Intelligencer/Wheeling News-Register photo by Casey Junkins West Virginia Northern Community College Refrigeration, Heating and Air Conditioning instructor Joe Remias, left, discusses new career training with displaced coal miners Wednesday.
Intelligencer/Wheeling News-Register photo by Casey Junkins
West Virginia Northern Community College Refrigeration, Heating and Air Conditioning instructor Joe Remias, left, discusses new career training with displaced coal miners Wednesday.

WHEELING, W.Va. — While hoping their cellphones would ring with a call telling them to come back to work, about 20 displaced coal miners toured West Virginia Northern Community College on Wednesday to learn about training for new careers.

As the Marcellus and Utica shale industry continues growing at the same time these coal miners are losing their jobs, some seemed particularly interested in how they could go about trying to get jobs in the oil and natural gas fields.

Oil and gas firms “value hard work. You all are familiar with that,” college Petroleum Technology instructor Curt Hippensteel told the miners.

He said a lease operator – someone who watches over well sites once the drilling and fracking aspects are finished – can start out making about $65,000 per year, although they may have to work several hours of overtime to reach that amount.

Last month, Murray Energy Corp. either eliminated or laid off 1,829 workers across three states, including 754 from the company’s four Ohio Valley mines, in response to what the St. Clairsville company calls “the ongoing destruction of the U.S. coal industry by President Barack Obama.”

“I worked at Powhatan No. 6,” said Matt, a displaced miner who declined to give his last name. “I’m just here to see what they have to offer.”

Another miner declined to give his name, but said some of the workers believe they are “permanently laid off.”
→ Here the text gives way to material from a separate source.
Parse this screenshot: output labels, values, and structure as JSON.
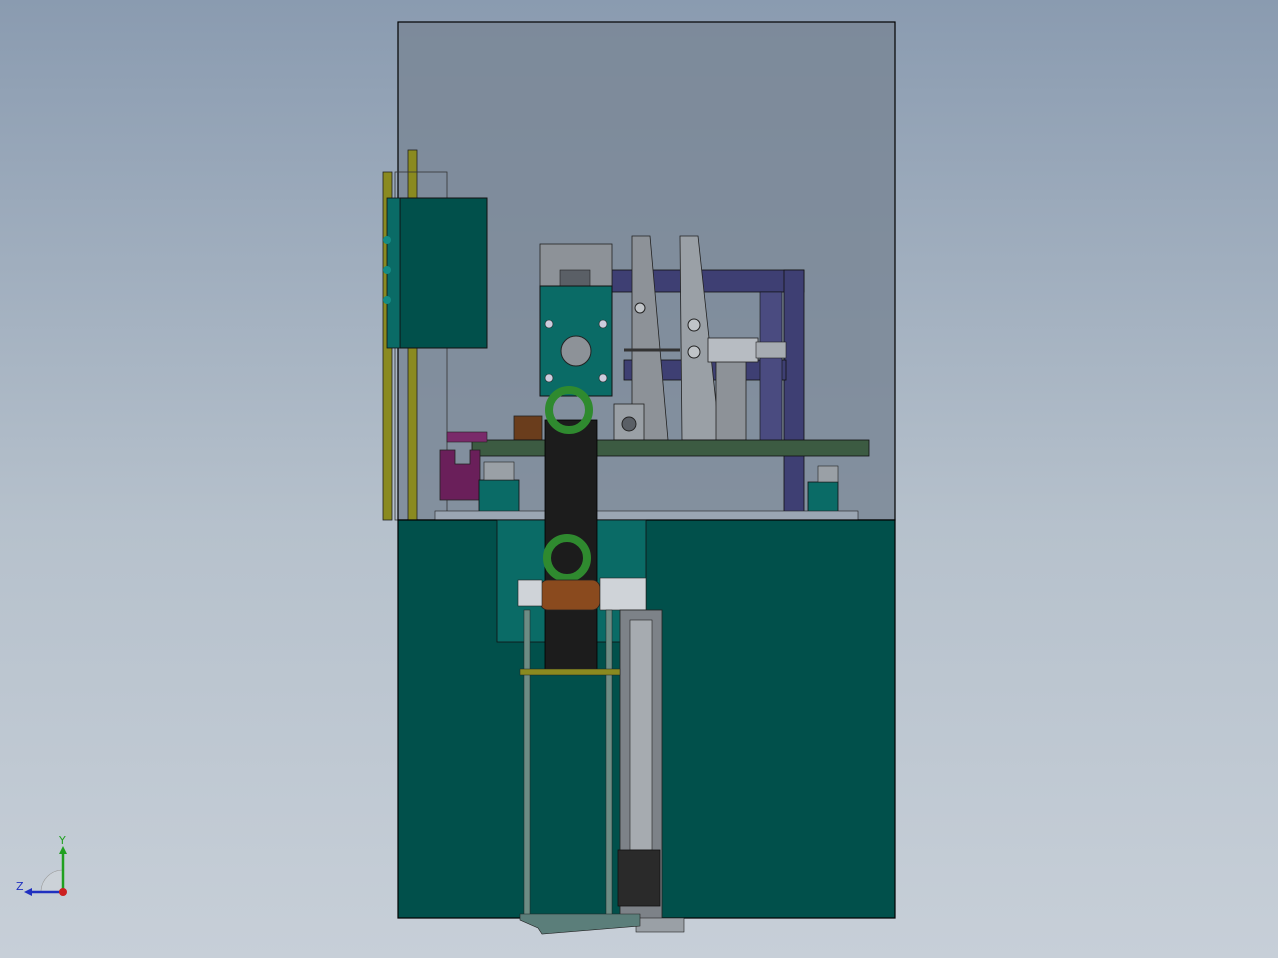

Murray’s job cuts broke down as follows: 359 jobs eliminated at the Marshall County Mine; 146 jobs eliminated at the Ohio County Mine; 141 workers laid off from the Powhatan No. 6 Mine; and 108 miners laid off from the Century Mine near Beallsville.
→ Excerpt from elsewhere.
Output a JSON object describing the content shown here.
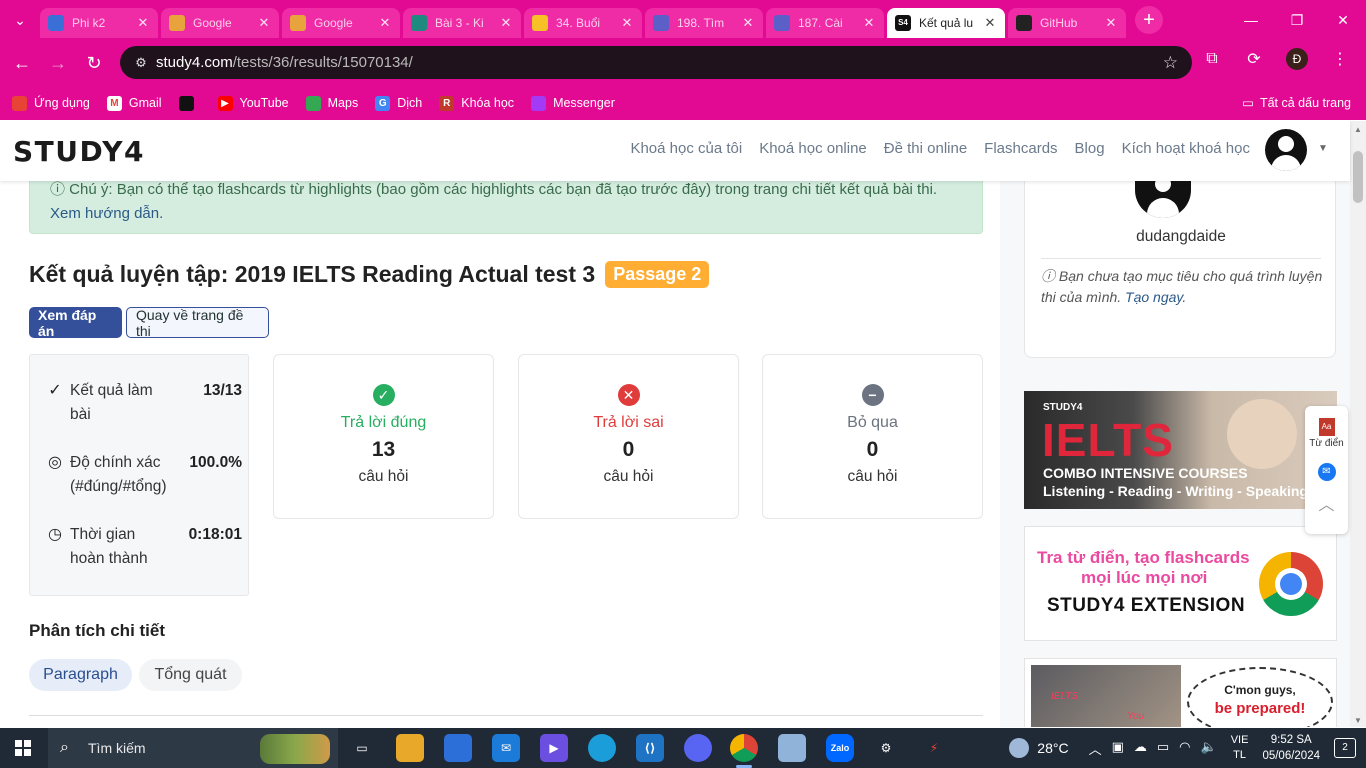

In addition to petroleum technology, the college offers industrial training in welding, appliance repair and mechanical engineering.

“You are coal miners. You have already gone through a lot of training,” Refrigeration, Heating and Air Conditioning instructor Joe Remias told the group. “The more education you can get, the better you will do.”

Karri Mulhern, director of Economic & Workforce Development for the college, told the miners that having an industrial background does not mean they could not take totally different career paths. She cited the many business, health care and criminal justice programs the college offers.

“If you want to totally change your career, and you have the funding to do that, feel free to do that,” she said.

Courtney Johnson, spokeswoman for the West Virginia Department of Commerce, which oversees WorkForce West Virginia, said displaced miners, along with their spouses and family members, are eligible for grants of up to $5,000 for training in careers such as health care, commercial truck driving, welding, electrical engineering, HVAC repair, diesel technology and chemical processing.

Additionally, WVNCC officials told the miners many of them would likely qualify for federal Pell Grants and other financial aid for which typical college students are eligible. The United Mine Workers of America also provides certain amounts of funding to help displaced miners and their families take college classes.